Vous l'aurez compris : la langue joue ici avec nos nerfs. A-t-on idée, aussi, de faire siéger à sa table deux noms à la graphie aussi proche dans des expressions de forme aussi voisine, lesquelles semblent avoir été forgées pour nous faire échouer... sur un banc de sable ?

(1) Le tour se trouve jusque sous la plume d'un académicien : « Nous croyons que la chute des totalitarismes et la déconfiture du marxisme ont fermé le ban des idéologies. Rien n’est plus faux » (Xavier Darcos).

(2) On parle de même du banc du procureur, du banc des avocats, du banc des jurés, du banc des prévenus, du banc des témoins, du banc de jugement, du banc de la défense, du banc de l'accusation... et, par métaphore, du banc d'infamie.

(3) Il est à noter que, quand les dictionnaires usuels enregistrent d'ordinaire les deux graphies, seule celle avec sur est consignée dans la neuvième édition du Dictionnaire de l'Académie : « Sur le banc des accusés, une brochette d'assassins » (à l'entrée « brochette »), « S'asseoir sur le banc d'infamie, comparaître à la cour d'assises ou en correctionnelle » (à l'entrée « asseoir »).

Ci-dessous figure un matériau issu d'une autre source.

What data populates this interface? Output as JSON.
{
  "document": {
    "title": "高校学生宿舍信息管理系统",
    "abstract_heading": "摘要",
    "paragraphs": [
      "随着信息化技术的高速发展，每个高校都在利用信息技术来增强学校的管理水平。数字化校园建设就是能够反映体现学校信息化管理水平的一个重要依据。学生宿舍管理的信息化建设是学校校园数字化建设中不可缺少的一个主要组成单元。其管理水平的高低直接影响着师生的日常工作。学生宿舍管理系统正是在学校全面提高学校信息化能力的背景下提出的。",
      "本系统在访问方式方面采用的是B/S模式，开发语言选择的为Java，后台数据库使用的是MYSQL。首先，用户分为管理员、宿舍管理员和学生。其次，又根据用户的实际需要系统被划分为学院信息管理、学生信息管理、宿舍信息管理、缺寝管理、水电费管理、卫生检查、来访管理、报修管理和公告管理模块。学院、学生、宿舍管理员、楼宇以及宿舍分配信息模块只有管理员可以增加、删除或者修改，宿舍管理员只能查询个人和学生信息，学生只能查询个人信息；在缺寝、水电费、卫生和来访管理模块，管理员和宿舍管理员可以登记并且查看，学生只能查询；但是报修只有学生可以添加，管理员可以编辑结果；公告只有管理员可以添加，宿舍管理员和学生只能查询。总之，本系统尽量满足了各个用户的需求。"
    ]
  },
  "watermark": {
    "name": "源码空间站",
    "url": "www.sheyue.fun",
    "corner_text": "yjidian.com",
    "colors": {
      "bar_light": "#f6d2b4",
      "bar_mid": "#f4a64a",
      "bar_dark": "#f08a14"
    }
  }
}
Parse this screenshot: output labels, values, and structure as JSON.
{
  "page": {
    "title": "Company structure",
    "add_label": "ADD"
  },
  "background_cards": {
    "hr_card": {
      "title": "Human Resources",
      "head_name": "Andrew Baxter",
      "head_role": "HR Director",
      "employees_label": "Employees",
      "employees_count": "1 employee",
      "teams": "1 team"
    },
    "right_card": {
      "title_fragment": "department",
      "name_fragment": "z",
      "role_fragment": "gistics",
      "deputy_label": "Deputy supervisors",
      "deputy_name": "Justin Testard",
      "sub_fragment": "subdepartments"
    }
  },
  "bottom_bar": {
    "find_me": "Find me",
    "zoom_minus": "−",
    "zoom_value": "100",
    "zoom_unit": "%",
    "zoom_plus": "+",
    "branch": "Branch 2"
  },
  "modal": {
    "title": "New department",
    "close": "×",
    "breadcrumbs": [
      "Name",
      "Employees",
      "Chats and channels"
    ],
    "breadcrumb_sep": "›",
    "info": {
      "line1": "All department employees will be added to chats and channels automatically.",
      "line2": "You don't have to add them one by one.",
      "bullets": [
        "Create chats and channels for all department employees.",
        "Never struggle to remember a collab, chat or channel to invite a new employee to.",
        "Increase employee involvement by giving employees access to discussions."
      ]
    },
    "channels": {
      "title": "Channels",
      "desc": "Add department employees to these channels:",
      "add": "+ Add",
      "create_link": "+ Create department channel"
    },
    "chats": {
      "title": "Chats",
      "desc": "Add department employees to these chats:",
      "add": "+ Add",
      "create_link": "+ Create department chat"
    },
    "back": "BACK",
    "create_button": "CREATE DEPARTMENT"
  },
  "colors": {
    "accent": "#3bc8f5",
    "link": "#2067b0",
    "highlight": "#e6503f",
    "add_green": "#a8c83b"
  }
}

Force est pourtant de constater que les deux prépositions sont en concurrence dès les premières attestations : « [Ils] ont pris place au banc des accusés » (Jean-Gabriel Peltier, 1801), « Vous voilà vous-mêmes, ici, dans ce sanctuaire redoutable, assis sur le banc des accusés » (Auguste-Charles Guichard, 1804).

(4) La même idée de bannissement se trouve dans l'expression être en rupture de ban, qui signifie au sens propre « contrevenir à une interdiction de séjour » et au sens figuré « avoir rompu avec les contraintes et les préjugés de son milieu social, et vivre d'une manière moralement condamnable » ou, selon les sources, « avoir changé d'occupation » : « Les peines de police qui s'adressent au condamné en rupture de ban » (Victor Hugo), « J'étais un fils de famille en rupture de ban, un polisson, un mauvais drôle » (Alphonse Daudet), « Cet universitaire en rupture de ban se complaît dans les explications de textes » (André Maurois). Voir également ce billet.

    

Flèche

Ce qu'il conviendrait de dire


Ratko Mladic ferme le bal des accusés (?).